I need a new 8050 front deraileur to replace a broken 6870 front derailleur. All I am seeing from available from online sources is a "braze on" model. I thought there was also a strap on mount version or is the braze on just mounted with a strap?


----------



## Marc (Jan 23, 2005)

Bolt on only. Either you have a braze-on mount on the frame (Shimano calls this "direct mount" WRT FD), or you need a band-clamp part SM-AD91

http://si.shimano.com/pdfs/dm/DM-R8050-03-ENG.pdf

Pg39


----------



## metalheart (Sep 3, 2010)

If I use the Shimano Band Clamp --- there is one already on the frame used to attach the existing 6870 derailleur --- then I can buy the "braze on" FD like this one?
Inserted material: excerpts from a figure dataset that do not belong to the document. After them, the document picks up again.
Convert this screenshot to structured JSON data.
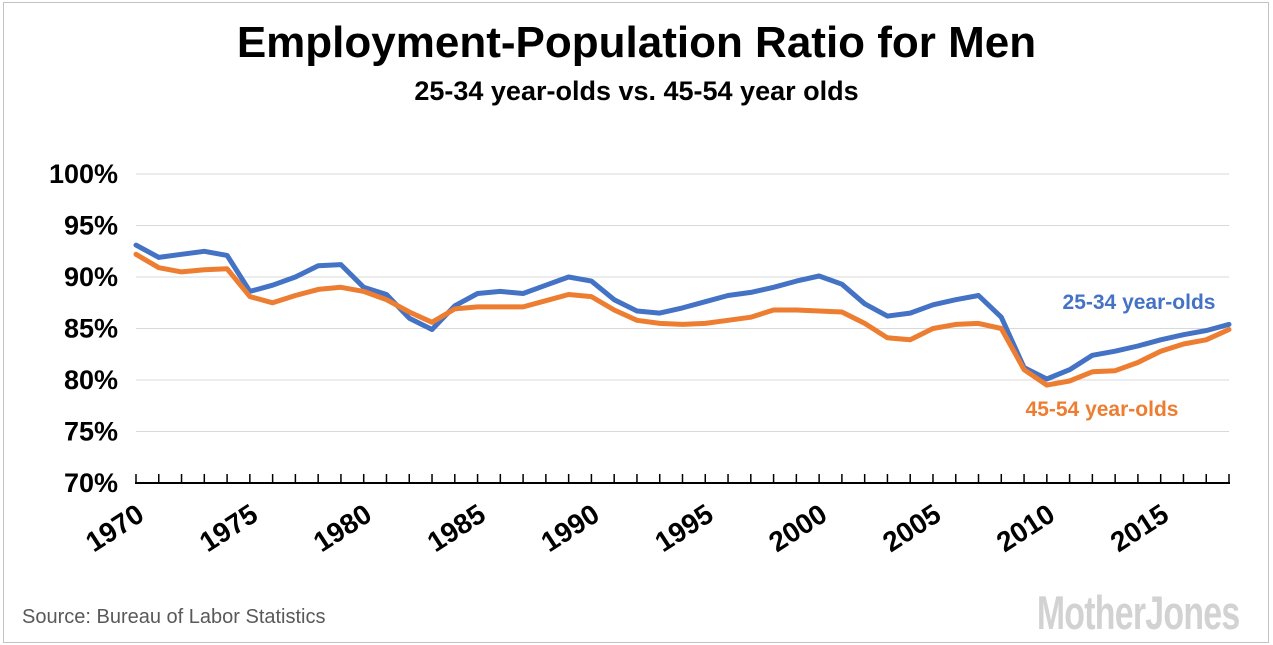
{
  "title": "Employment-Population Ratio for Men",
  "subtitle": "25-34 year-olds vs. 45-54 year olds",
  "source": "Source: Bureau of Labor Statistics",
  "branding": "MotherJones",
  "colors": {
    "series_blue": "#4472c4",
    "series_orange": "#ed7d31",
    "gridline": "#d9d9d9",
    "axis": "#000000",
    "source_text": "#595959",
    "logo_gray": "#d2d2d2"
  },
  "chart_data": {
    "type": "line",
    "title": "Employment-Population Ratio for Men",
    "subtitle": "25-34 year-olds vs. 45-54 year olds",
    "grid": true,
    "ylim": [
      70,
      100
    ],
    "y_ticks": [
      {
        "label": "100%",
        "value": 100
      },
      {
        "label": "95%",
        "value": 95
      },
      {
        "label": "90%",
        "value": 90
      },
      {
        "label": "85%",
        "value": 85
      },
      {
        "label": "80%",
        "value": 80
      },
      {
        "label": "75%",
        "value": 75
      },
      {
        "label": "70%",
        "value": 70
      }
    ],
    "x_start": 1970,
    "x_end": 2018,
    "x_tick_interval": 1,
    "x_label_interval": 5,
    "x_labels": [
      "1970",
      "1975",
      "1980",
      "1985",
      "1990",
      "1995",
      "2000",
      "2005",
      "2010",
      "2015"
    ],
    "years": [
      1970,
      1971,
      1972,
      1973,
      1974,
      1975,
      1976,
      1977,
      1978,
      1979,
      1980,
      1981,
      1982,
      1983,
      1984,
      1985,
      1986,
      1987,
      1988,
      1989,
      1990,
      1991,
      1992,
      1993,
      1994,
      1995,
      1996,
      1997,
      1998,
      1999,
      2000,
      2001,
      2002,
      2003,
      2004,
      2005,
      2006,
      2007,
      2008,
      2009,
      2010,
      2011,
      2012,
      2013,
      2014,
      2015,
      2016,
      2017,
      2018
    ],
    "series": [
      {
        "name": "25-34 year-olds",
        "color": "#4472c4",
        "values": [
          93.1,
          91.9,
          92.2,
          92.5,
          92.1,
          88.6,
          89.2,
          90.0,
          91.1,
          91.2,
          89.0,
          88.3,
          86.0,
          84.9,
          87.2,
          88.4,
          88.6,
          88.4,
          89.2,
          90.0,
          89.6,
          87.8,
          86.7,
          86.5,
          87.0,
          87.6,
          88.2,
          88.5,
          89.0,
          89.6,
          90.1,
          89.3,
          87.4,
          86.2,
          86.5,
          87.3,
          87.8,
          88.2,
          86.1,
          81.2,
          80.1,
          81.0,
          82.4,
          82.8,
          83.3,
          83.9,
          84.4,
          84.8,
          85.4
        ]
      },
      {
        "name": "45-54 year-olds",
        "color": "#ed7d31",
        "values": [
          92.2,
          90.9,
          90.5,
          90.7,
          90.8,
          88.1,
          87.5,
          88.2,
          88.8,
          89.0,
          88.6,
          87.8,
          86.6,
          85.6,
          86.9,
          87.1,
          87.1,
          87.1,
          87.7,
          88.3,
          88.1,
          86.8,
          85.8,
          85.5,
          85.4,
          85.5,
          85.8,
          86.1,
          86.8,
          86.8,
          86.7,
          86.6,
          85.5,
          84.1,
          83.9,
          85.0,
          85.4,
          85.5,
          85.0,
          81.0,
          79.5,
          79.9,
          80.8,
          80.9,
          81.7,
          82.8,
          83.5,
          83.9,
          84.9
        ]
      }
    ],
    "legend_position": "labels-on-chart"
  }
}
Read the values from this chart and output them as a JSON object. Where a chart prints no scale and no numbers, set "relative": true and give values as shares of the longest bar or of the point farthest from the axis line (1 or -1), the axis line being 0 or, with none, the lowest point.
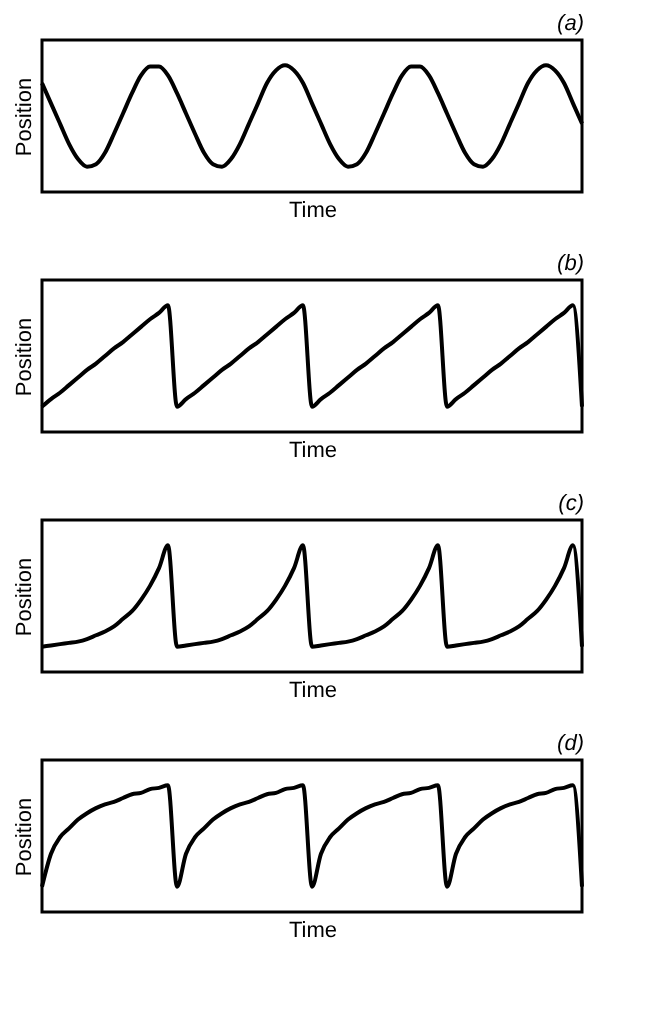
{
  "chart_data": [
    {
      "type": "line",
      "title": "(a)",
      "xlabel": "Time",
      "ylabel": "Position",
      "relative": true,
      "tick_labels": false,
      "grid": false,
      "color": "#000000",
      "categories": [
        null,
        null,
        null,
        null,
        null,
        null,
        null,
        null,
        null,
        null,
        null,
        null,
        null,
        null,
        null,
        null,
        null,
        null,
        null,
        null,
        null,
        null,
        null,
        null,
        null,
        null,
        null,
        null,
        null,
        null,
        null,
        null,
        null,
        null,
        null,
        null,
        null,
        null,
        null,
        null,
        null,
        null,
        null,
        null,
        null,
        null,
        null,
        null,
        null,
        null,
        null,
        null,
        null,
        null,
        null,
        null,
        null,
        null,
        null,
        null,
        null
      ],
      "values": [
        0.86,
        0.7,
        0.54,
        0.38,
        0.26,
        0.2,
        0.22,
        0.31,
        0.46,
        0.62,
        0.78,
        0.92,
        0.99,
        0.99,
        0.92,
        0.78,
        0.62,
        0.46,
        0.31,
        0.22,
        0.2,
        0.26,
        0.38,
        0.54,
        0.7,
        0.86,
        0.96,
        1,
        0.96,
        0.86,
        0.7,
        0.54,
        0.38,
        0.26,
        0.2,
        0.22,
        0.31,
        0.46,
        0.62,
        0.78,
        0.92,
        0.99,
        0.99,
        0.92,
        0.78,
        0.62,
        0.46,
        0.31,
        0.22,
        0.2,
        0.26,
        0.38,
        0.54,
        0.7,
        0.86,
        0.96,
        1,
        0.96,
        0.86,
        0.7,
        0.54
      ]
    },
    {
      "type": "line",
      "title": "(b)",
      "xlabel": "Time",
      "ylabel": "Position",
      "relative": true,
      "tick_labels": false,
      "grid": false,
      "color": "#000000",
      "categories": [
        null,
        null,
        null,
        null,
        null,
        null,
        null,
        null,
        null,
        null,
        null,
        null,
        null,
        null,
        null,
        null,
        null,
        null,
        null,
        null,
        null,
        null,
        null,
        null,
        null,
        null,
        null,
        null,
        null,
        null,
        null,
        null,
        null,
        null,
        null,
        null,
        null,
        null,
        null,
        null,
        null,
        null,
        null,
        null,
        null,
        null,
        null,
        null,
        null,
        null,
        null,
        null,
        null,
        null,
        null,
        null,
        null,
        null,
        null,
        null,
        null
      ],
      "values": [
        0.2,
        0.26,
        0.31,
        0.37,
        0.43,
        0.49,
        0.54,
        0.6,
        0.66,
        0.71,
        0.77,
        0.83,
        0.89,
        0.94,
        1,
        0.2,
        0.26,
        0.31,
        0.37,
        0.43,
        0.49,
        0.54,
        0.6,
        0.66,
        0.71,
        0.77,
        0.83,
        0.89,
        0.94,
        1,
        0.2,
        0.26,
        0.31,
        0.37,
        0.43,
        0.49,
        0.54,
        0.6,
        0.66,
        0.71,
        0.77,
        0.83,
        0.89,
        0.94,
        1,
        0.2,
        0.26,
        0.31,
        0.37,
        0.43,
        0.49,
        0.54,
        0.6,
        0.66,
        0.71,
        0.77,
        0.83,
        0.89,
        0.94,
        1,
        0.2
      ]
    },
    {
      "type": "line",
      "title": "(c)",
      "xlabel": "Time",
      "ylabel": "Position",
      "relative": true,
      "tick_labels": false,
      "grid": false,
      "color": "#000000",
      "categories": [
        null,
        null,
        null,
        null,
        null,
        null,
        null,
        null,
        null,
        null,
        null,
        null,
        null,
        null,
        null,
        null,
        null,
        null,
        null,
        null,
        null,
        null,
        null,
        null,
        null,
        null,
        null,
        null,
        null,
        null,
        null,
        null,
        null,
        null,
        null,
        null,
        null,
        null,
        null,
        null,
        null,
        null,
        null,
        null,
        null,
        null,
        null,
        null,
        null,
        null,
        null,
        null,
        null,
        null,
        null,
        null,
        null,
        null,
        null,
        null,
        null
      ],
      "values": [
        0.2,
        0.21,
        0.22,
        0.23,
        0.24,
        0.26,
        0.29,
        0.32,
        0.36,
        0.42,
        0.48,
        0.57,
        0.68,
        0.82,
        1,
        0.2,
        0.21,
        0.22,
        0.23,
        0.24,
        0.26,
        0.29,
        0.32,
        0.36,
        0.42,
        0.48,
        0.57,
        0.68,
        0.82,
        1,
        0.2,
        0.21,
        0.22,
        0.23,
        0.24,
        0.26,
        0.29,
        0.32,
        0.36,
        0.42,
        0.48,
        0.57,
        0.68,
        0.82,
        1,
        0.2,
        0.21,
        0.22,
        0.23,
        0.24,
        0.26,
        0.29,
        0.32,
        0.36,
        0.42,
        0.48,
        0.57,
        0.68,
        0.82,
        1,
        0.2
      ]
    },
    {
      "type": "line",
      "title": "(d)",
      "xlabel": "Time",
      "ylabel": "Position",
      "relative": true,
      "tick_labels": false,
      "grid": false,
      "color": "#000000",
      "categories": [
        null,
        null,
        null,
        null,
        null,
        null,
        null,
        null,
        null,
        null,
        null,
        null,
        null,
        null,
        null,
        null,
        null,
        null,
        null,
        null,
        null,
        null,
        null,
        null,
        null,
        null,
        null,
        null,
        null,
        null,
        null,
        null,
        null,
        null,
        null,
        null,
        null,
        null,
        null,
        null,
        null,
        null,
        null,
        null,
        null,
        null,
        null,
        null,
        null,
        null,
        null,
        null,
        null,
        null,
        null,
        null,
        null,
        null,
        null,
        null,
        null
      ],
      "values": [
        0.2,
        0.46,
        0.59,
        0.66,
        0.73,
        0.78,
        0.82,
        0.85,
        0.87,
        0.9,
        0.93,
        0.94,
        0.97,
        0.98,
        1,
        0.2,
        0.46,
        0.59,
        0.66,
        0.73,
        0.78,
        0.82,
        0.85,
        0.87,
        0.9,
        0.93,
        0.94,
        0.97,
        0.98,
        1,
        0.2,
        0.46,
        0.59,
        0.66,
        0.73,
        0.78,
        0.82,
        0.85,
        0.87,
        0.9,
        0.93,
        0.94,
        0.97,
        0.98,
        1,
        0.2,
        0.46,
        0.59,
        0.66,
        0.73,
        0.78,
        0.82,
        0.85,
        0.87,
        0.9,
        0.93,
        0.94,
        0.97,
        0.98,
        1,
        0.2
      ]
    }
  ]
}
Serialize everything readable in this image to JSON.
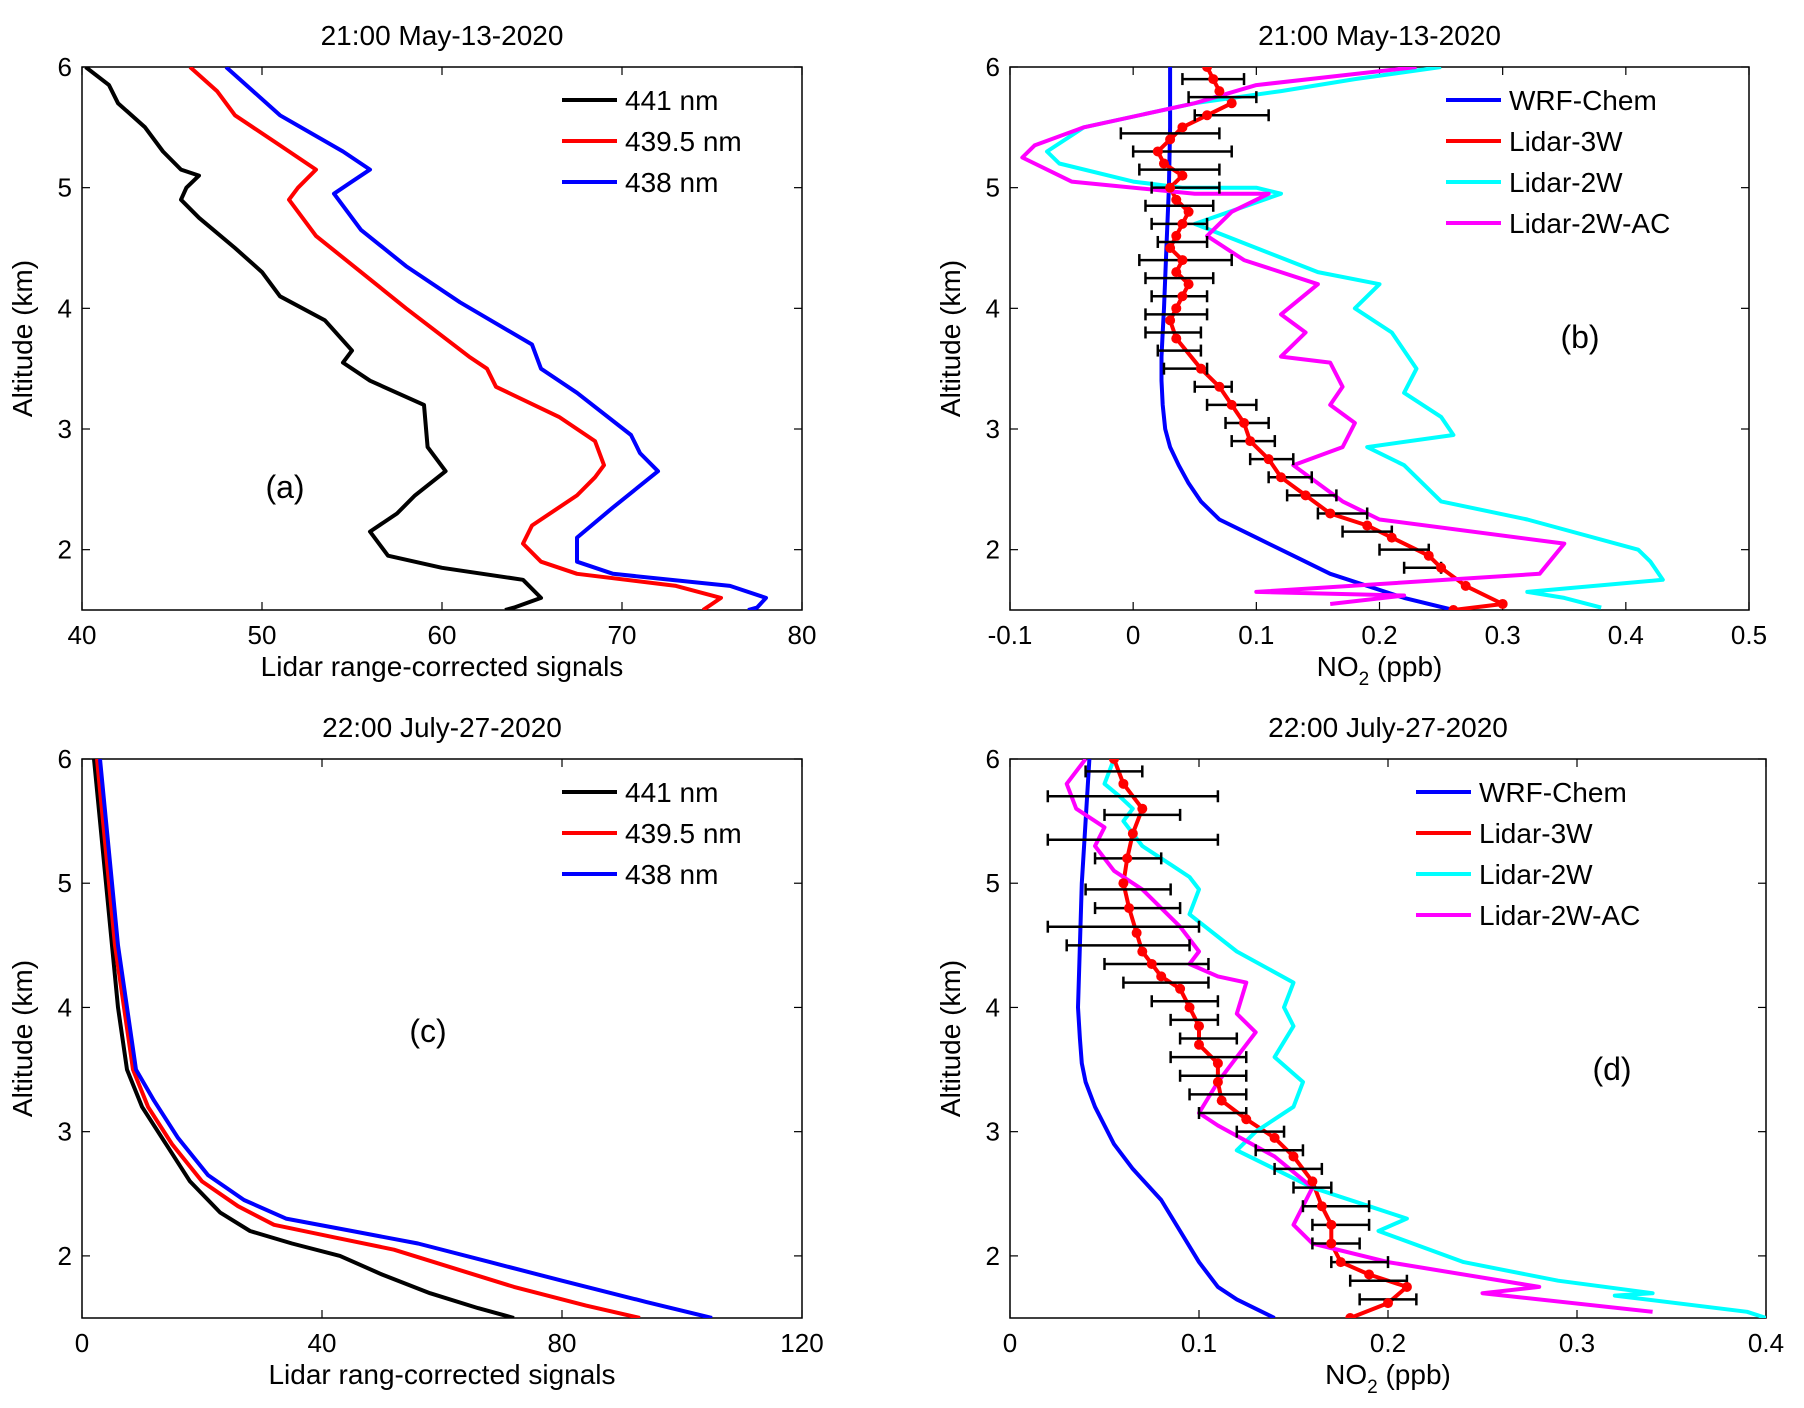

That will attach the FD and then I can do the adjustments as described in the manual.


----------



## bdaghisallo1 (Sep 25, 2007)

metalheart said:


> If I use the Shimano Band Clamp --- there is one already on the frame used to attach the existing 6870 derailleur --- then I can buy the "braze on" FD like this one? That will attach the FD and then I can do the adjustments as described in the manual.


Yes. Shimano has never made DI2 F Derrs with a built in clamp. You have always had to use a clamp adapter with the braze on style FDs. And once you have the FD attached to the clamp and positioned correctly over the chainrings, then tune and adjust it as the manual indicates.


----------